Computer Gaming can be considered another "technological drug". Computer Gaming has increased exponentially over the past two decades and has become a multibillion dollar industry. This sector of technology is very addictive as it combines the users' fantasy and imagination and gives them a whole new dimension. Another aspect of the Computer Gaming is online gaming where people interact with one another through their game characters. The Online Gaming is very popular as it again provides a social interaction of people. People addict to online gaming frequently play more than 50 hours a week. This excessive playing has led the gaming addicts to neglect their health, family and social obligations. A case was reported in South Korea where a couple starved their three months old child to death while playing an online game. It was reported that they played about 12 hours in a single stretch and fed their baby once a day. Another case, also from South Korea, is a man died after playing an online computer game for more than 50 hours. According to authorities he had not slept at all, took very few breaks during the marathon session and ate almost nothing. The cause of death was heart failure stemming from exhaustion. Such technological addiction has proved deleterious and fatal in many occasions.

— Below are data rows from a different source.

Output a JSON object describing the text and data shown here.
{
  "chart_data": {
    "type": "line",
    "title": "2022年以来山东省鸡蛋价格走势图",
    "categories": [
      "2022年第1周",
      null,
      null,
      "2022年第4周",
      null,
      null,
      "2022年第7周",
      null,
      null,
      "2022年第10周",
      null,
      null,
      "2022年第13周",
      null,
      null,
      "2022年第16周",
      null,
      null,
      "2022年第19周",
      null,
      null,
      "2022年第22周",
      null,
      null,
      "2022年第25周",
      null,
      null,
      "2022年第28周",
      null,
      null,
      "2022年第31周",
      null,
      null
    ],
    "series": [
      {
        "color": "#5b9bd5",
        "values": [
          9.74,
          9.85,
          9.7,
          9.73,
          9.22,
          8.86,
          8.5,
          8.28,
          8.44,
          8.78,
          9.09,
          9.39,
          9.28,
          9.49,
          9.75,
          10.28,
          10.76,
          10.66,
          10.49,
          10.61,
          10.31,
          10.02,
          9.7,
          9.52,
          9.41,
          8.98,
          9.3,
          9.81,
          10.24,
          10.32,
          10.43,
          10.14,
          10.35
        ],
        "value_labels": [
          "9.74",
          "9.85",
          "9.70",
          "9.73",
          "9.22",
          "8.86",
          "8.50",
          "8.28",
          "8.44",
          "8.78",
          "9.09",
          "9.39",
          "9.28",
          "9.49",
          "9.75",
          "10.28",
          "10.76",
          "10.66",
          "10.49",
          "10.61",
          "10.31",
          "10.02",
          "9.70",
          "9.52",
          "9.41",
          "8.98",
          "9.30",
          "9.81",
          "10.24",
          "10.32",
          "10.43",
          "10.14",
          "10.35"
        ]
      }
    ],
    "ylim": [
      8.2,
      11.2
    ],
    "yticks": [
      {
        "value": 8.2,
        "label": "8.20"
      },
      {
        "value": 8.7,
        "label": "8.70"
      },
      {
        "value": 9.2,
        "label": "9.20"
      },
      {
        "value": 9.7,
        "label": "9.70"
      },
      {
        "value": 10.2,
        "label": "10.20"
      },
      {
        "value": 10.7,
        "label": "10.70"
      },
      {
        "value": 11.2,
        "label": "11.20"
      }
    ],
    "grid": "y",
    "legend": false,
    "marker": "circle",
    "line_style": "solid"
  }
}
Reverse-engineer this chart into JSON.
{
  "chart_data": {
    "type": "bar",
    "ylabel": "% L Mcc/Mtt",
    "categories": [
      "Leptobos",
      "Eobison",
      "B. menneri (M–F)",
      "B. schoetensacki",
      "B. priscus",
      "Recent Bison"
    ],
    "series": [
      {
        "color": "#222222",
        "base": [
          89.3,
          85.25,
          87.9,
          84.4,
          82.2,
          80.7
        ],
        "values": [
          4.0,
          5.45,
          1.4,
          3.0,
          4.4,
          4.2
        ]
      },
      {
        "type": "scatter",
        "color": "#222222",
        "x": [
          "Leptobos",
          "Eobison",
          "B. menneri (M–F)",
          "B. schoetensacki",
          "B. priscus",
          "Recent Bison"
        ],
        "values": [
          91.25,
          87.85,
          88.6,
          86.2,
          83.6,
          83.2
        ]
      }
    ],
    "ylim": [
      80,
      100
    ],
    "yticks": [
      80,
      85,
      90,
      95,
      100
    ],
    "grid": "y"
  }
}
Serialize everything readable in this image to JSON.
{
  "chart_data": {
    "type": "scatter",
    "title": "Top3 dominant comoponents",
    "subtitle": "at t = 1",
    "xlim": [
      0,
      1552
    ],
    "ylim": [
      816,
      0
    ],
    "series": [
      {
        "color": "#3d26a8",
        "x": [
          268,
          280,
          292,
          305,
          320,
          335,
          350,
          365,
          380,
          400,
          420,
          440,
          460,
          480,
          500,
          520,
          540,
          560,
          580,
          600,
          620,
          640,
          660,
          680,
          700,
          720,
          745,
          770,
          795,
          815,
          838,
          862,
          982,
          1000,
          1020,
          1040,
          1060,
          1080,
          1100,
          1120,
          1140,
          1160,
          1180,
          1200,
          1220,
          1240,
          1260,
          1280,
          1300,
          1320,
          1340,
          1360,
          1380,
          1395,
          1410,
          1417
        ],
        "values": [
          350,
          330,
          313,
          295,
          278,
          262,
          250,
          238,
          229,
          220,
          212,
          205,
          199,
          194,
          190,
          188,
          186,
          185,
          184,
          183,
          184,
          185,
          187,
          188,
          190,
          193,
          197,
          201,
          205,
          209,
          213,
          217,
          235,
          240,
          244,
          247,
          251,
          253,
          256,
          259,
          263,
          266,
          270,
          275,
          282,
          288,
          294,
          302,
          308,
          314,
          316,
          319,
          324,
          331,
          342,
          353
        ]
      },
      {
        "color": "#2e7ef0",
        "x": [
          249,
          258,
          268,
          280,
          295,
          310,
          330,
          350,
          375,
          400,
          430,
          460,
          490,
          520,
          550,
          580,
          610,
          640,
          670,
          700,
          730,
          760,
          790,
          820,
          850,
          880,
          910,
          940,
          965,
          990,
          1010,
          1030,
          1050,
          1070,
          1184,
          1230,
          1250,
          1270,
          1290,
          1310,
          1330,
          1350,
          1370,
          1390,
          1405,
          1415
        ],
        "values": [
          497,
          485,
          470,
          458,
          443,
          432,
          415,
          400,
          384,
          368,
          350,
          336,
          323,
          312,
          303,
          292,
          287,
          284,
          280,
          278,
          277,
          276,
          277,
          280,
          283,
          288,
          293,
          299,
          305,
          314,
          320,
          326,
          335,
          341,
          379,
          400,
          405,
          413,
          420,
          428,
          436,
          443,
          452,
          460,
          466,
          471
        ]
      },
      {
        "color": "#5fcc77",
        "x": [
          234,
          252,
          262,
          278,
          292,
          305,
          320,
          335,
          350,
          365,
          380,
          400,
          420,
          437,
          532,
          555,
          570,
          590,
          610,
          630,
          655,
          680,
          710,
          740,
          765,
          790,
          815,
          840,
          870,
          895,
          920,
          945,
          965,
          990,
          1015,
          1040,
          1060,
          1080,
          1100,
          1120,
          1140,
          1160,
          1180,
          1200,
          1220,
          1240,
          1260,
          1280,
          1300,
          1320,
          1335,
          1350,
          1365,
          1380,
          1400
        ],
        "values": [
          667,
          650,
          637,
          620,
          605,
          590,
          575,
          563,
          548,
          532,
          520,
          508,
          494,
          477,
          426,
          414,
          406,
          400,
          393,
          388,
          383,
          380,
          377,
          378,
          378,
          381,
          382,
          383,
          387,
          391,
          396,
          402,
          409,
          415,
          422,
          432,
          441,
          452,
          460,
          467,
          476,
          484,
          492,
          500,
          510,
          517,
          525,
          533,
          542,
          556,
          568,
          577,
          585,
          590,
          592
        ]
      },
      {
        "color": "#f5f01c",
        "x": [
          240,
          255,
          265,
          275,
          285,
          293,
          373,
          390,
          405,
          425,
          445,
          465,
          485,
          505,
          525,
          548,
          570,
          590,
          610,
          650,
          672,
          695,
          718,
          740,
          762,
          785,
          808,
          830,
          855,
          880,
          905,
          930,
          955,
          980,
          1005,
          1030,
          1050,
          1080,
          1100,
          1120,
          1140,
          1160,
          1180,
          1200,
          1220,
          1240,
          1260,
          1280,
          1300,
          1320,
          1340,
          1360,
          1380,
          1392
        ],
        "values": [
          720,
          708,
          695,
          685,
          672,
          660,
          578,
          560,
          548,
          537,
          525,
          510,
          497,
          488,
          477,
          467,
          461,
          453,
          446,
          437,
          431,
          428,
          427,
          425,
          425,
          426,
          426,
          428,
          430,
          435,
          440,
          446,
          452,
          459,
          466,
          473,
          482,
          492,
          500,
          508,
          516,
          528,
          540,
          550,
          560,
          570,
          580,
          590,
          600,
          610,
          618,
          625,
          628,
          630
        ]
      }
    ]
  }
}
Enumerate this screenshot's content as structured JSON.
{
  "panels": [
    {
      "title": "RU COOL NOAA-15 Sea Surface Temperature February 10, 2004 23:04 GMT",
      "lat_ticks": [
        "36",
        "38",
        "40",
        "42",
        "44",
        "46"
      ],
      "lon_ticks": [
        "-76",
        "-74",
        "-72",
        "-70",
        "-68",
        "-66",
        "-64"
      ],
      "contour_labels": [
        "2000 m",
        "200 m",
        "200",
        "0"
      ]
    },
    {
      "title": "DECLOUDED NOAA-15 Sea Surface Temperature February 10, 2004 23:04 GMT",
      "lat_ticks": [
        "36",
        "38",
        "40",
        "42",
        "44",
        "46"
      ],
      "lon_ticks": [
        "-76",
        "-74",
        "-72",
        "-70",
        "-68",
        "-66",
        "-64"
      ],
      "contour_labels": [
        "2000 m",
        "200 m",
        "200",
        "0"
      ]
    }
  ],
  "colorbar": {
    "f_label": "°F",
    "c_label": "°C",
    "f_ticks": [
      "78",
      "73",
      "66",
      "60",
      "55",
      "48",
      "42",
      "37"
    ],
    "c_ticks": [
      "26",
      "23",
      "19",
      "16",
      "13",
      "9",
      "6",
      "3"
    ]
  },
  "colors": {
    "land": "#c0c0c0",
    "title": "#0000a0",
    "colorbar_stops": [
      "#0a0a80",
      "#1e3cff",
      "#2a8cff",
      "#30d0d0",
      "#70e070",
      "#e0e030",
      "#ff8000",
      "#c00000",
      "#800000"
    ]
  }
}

I find it good to know that more people are becoming aware of technological addiction and the threat it poses. Steps are being taken to restrain the use to a minimal. Treatment is now offered to technological addicts at a London hospital. The founder Dr Richard Graham describes the withdrawal system of such addicts as becoming "chronically agitated and irritable". The treatment Dr Graham has designed is in three stages. It begins with psychotherapy designed to address the patient's issues with face-to-face relationships. The next stage is to unpick their relationship with technology and encourage them to switch it off, and finally they are encouraged to take part in both physical exercise and activities with family and friends.